It's a real addiction, only yesterday I was thinking about cigarettes
I gave up 10 yeats ago. I always liken smoking to being an alcoholic. The temptation never quite goes away And there is always a time or 2 when you really want a cigarette. Luckily that feeling disappears as quickly as I think of it.
Yes, when I get the feeling my head quickly tells me where the one will lead to..........
Guy I know who's an alcoholic fell off the wagon this week after 18 months. Very sad.
I don't think about smoking but recently I have been fancying a pint or two of beer. It is 10 years since I last had one. I gave up when ill with my first*** DVT/pulmonary embolism.
I have up smoking 35 years ago. I just stopped and have never wanted to restart.
I stopped dead and managed a year without a problem. Unfortunately, I boasted in the pub about it being easy and demonstrated that by starting smoking again on the anniversary of packing in...

It took me another few years to give up for good!
*** I am sure that I'd had one a few years before.

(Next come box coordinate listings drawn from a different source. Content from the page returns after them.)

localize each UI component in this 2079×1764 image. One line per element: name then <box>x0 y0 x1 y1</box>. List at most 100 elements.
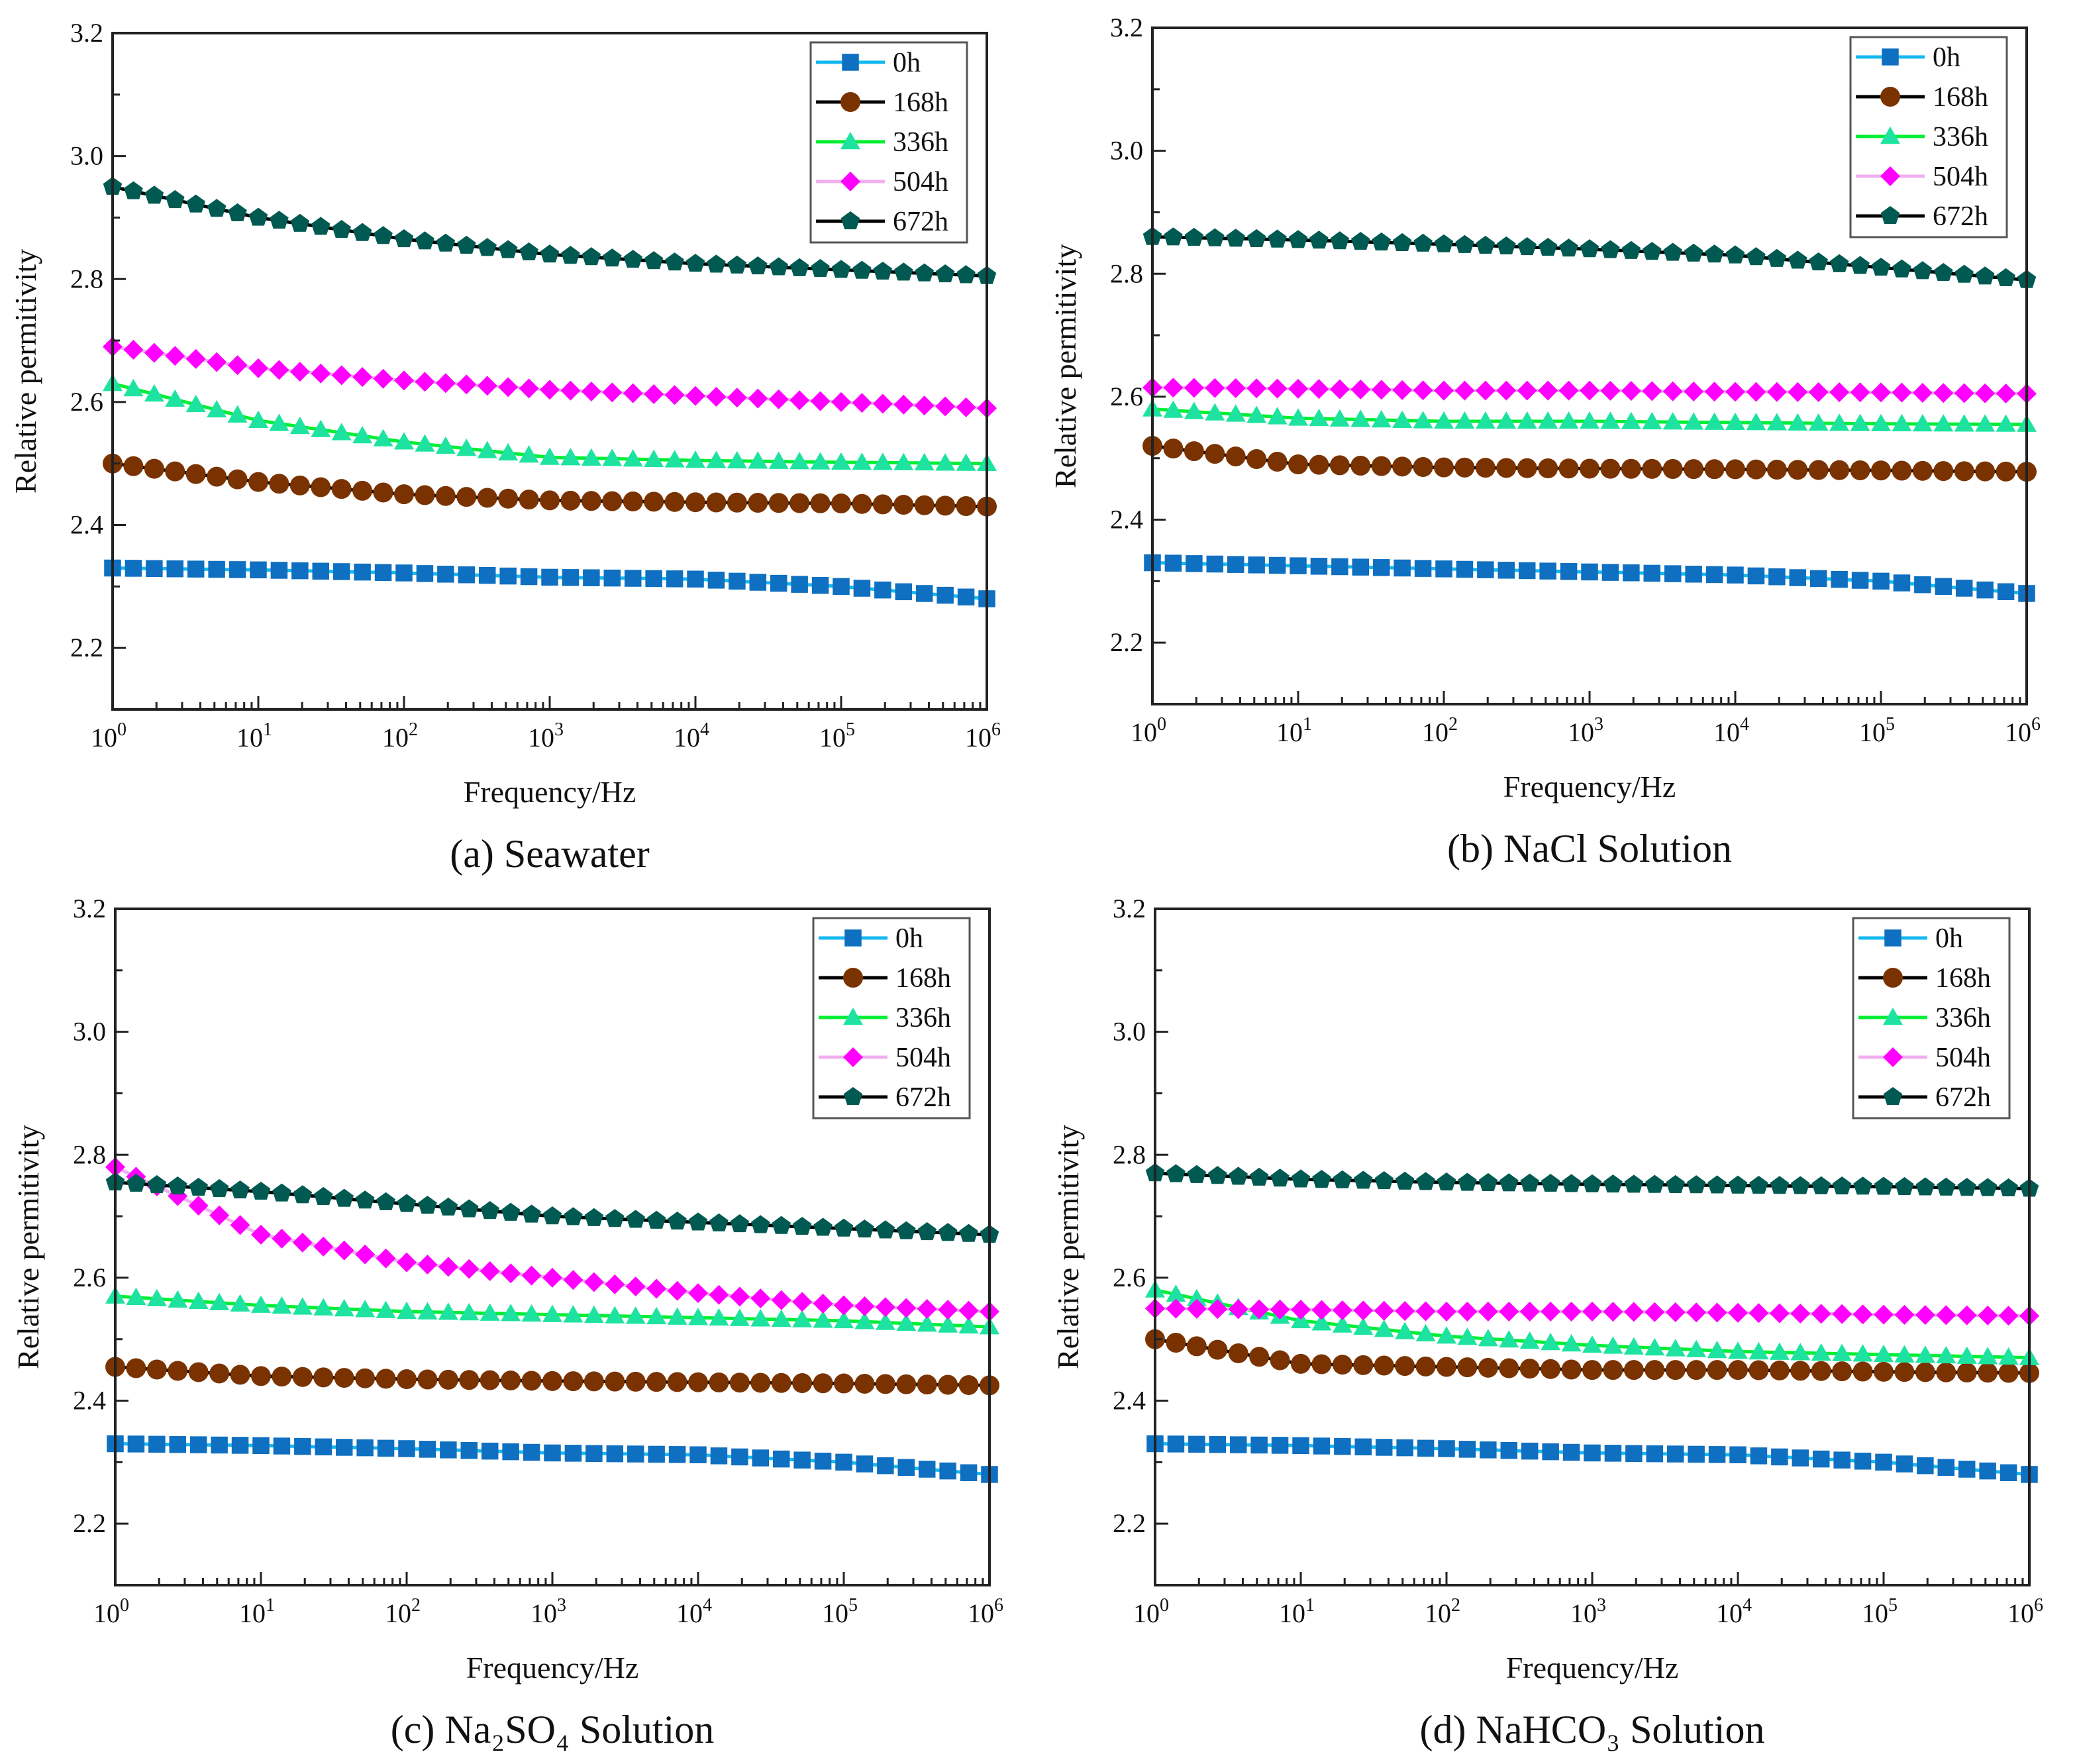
data-point <box>687 570 704 588</box>
data-point <box>1309 231 1329 249</box>
data-point <box>1332 1300 1352 1320</box>
data-point <box>498 377 519 397</box>
data-point <box>435 436 456 454</box>
data-point <box>749 574 767 591</box>
data-point <box>1954 414 1974 432</box>
data-point <box>1395 1322 1415 1339</box>
data-point <box>1642 411 1662 430</box>
data-point <box>852 493 872 514</box>
data-point <box>1832 1343 1852 1361</box>
data-point <box>1437 1301 1456 1322</box>
data-point <box>332 563 350 580</box>
data-point <box>1437 1357 1456 1377</box>
legend-marker-diamond-icon <box>843 1047 863 1067</box>
data-point <box>166 560 184 578</box>
data-point <box>1166 1298 1186 1319</box>
legend-label: 168h <box>895 963 951 994</box>
x-axis-title: Frequency/Hz <box>1506 1651 1679 1685</box>
data-point <box>606 1445 624 1463</box>
data-point <box>227 405 248 423</box>
data-point <box>1478 1329 1498 1347</box>
data-point <box>917 1314 937 1332</box>
data-point <box>935 396 956 417</box>
legend-item: 0h <box>819 923 923 954</box>
data-point <box>667 1372 687 1392</box>
data-point <box>918 1461 936 1478</box>
data-point <box>1353 1300 1374 1321</box>
data-point <box>397 1369 417 1390</box>
data-point <box>772 1450 790 1468</box>
data-point <box>625 1371 646 1392</box>
data-point <box>1746 382 1766 402</box>
data-point <box>1434 380 1454 401</box>
data-point <box>603 248 622 267</box>
data-point <box>146 1359 167 1380</box>
data-point <box>1438 1440 1455 1457</box>
data-point <box>1933 414 1954 432</box>
data-point <box>311 363 331 384</box>
data-point <box>498 442 519 461</box>
data-point <box>1790 1304 1811 1324</box>
data-point <box>519 242 538 260</box>
data-point <box>771 1290 791 1310</box>
data-point <box>958 1316 979 1334</box>
data-point <box>560 448 581 466</box>
data-point <box>1978 1178 1998 1196</box>
data-point <box>1584 1444 1601 1462</box>
legend-item: 336h <box>819 1003 951 1033</box>
data-point <box>1188 1435 1205 1453</box>
data-point <box>585 1445 603 1462</box>
data-point <box>144 185 164 204</box>
data-point <box>602 448 623 466</box>
data-point <box>498 240 518 258</box>
data-point <box>289 475 310 495</box>
data-point <box>273 1437 291 1455</box>
data-point <box>1686 1339 1707 1357</box>
data-point <box>1538 238 1558 256</box>
data-point <box>1684 381 1704 401</box>
data-point <box>272 1296 292 1314</box>
data-point <box>727 388 747 408</box>
data-point <box>1374 1320 1394 1337</box>
data-point <box>501 1202 521 1221</box>
data-point <box>188 1362 209 1382</box>
data-point <box>251 1366 271 1386</box>
data-point <box>1270 1350 1290 1371</box>
data-point <box>398 1440 415 1457</box>
data-point <box>1249 1347 1270 1367</box>
data-point <box>1975 266 1995 285</box>
data-point <box>187 560 205 578</box>
data-point <box>1933 461 1954 482</box>
data-point <box>834 1295 854 1316</box>
data-point <box>1354 1170 1373 1189</box>
data-point <box>1623 1360 1644 1380</box>
data-point <box>1811 1361 1831 1381</box>
data-point <box>1291 1169 1311 1188</box>
data-point <box>1205 228 1225 246</box>
data-point <box>1937 1177 1956 1196</box>
data-point <box>417 1255 438 1275</box>
legend-marker-diamond-icon <box>840 172 860 191</box>
data-point <box>480 1261 500 1281</box>
y-tick-label: 2.2 <box>1113 1508 1146 1538</box>
data-point <box>1978 1305 1998 1325</box>
data-point <box>1413 456 1433 477</box>
data-point <box>584 1208 604 1226</box>
data-point <box>707 572 725 589</box>
data-point <box>1454 411 1475 429</box>
data-point <box>144 458 164 479</box>
data-point <box>1539 562 1556 580</box>
data-point <box>477 441 497 458</box>
data-point <box>854 1312 875 1329</box>
data-point <box>1624 1174 1644 1193</box>
legend-label: 504h <box>1935 1043 1991 1073</box>
data-point <box>188 1196 209 1216</box>
data-point <box>230 1180 250 1199</box>
data-point <box>1519 1331 1540 1349</box>
data-point <box>1500 1441 1518 1459</box>
data-point <box>748 256 768 275</box>
legend-item: 336h <box>1858 1003 1991 1033</box>
data-point <box>126 1358 146 1378</box>
data-point <box>623 383 643 403</box>
data-point <box>668 1446 686 1463</box>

I had very similar symptoms but managed to recover without seeing a doctor.
Speaking of DVTs...

I got some unusual discomfort in my damaged leg on my metric century ride last weekend. It eased over the next few days but returned again yesterday and has been like that for over 24 hours now. The leg is more swollen than usual and feels a bit numb. It isn't unusual for me to get it for an hour or so but this is lasting a lot longer. No panic yet but I will have to see what happens next with it.
I didn't do my planned ride yesterday, thinking that I would rest the leg. I will do a short ride today once the rain stops. If that goes okay I might attempt my metric century tomorrow. That consists of local loops so I can easily shorten the ride if the leg becomes a problem.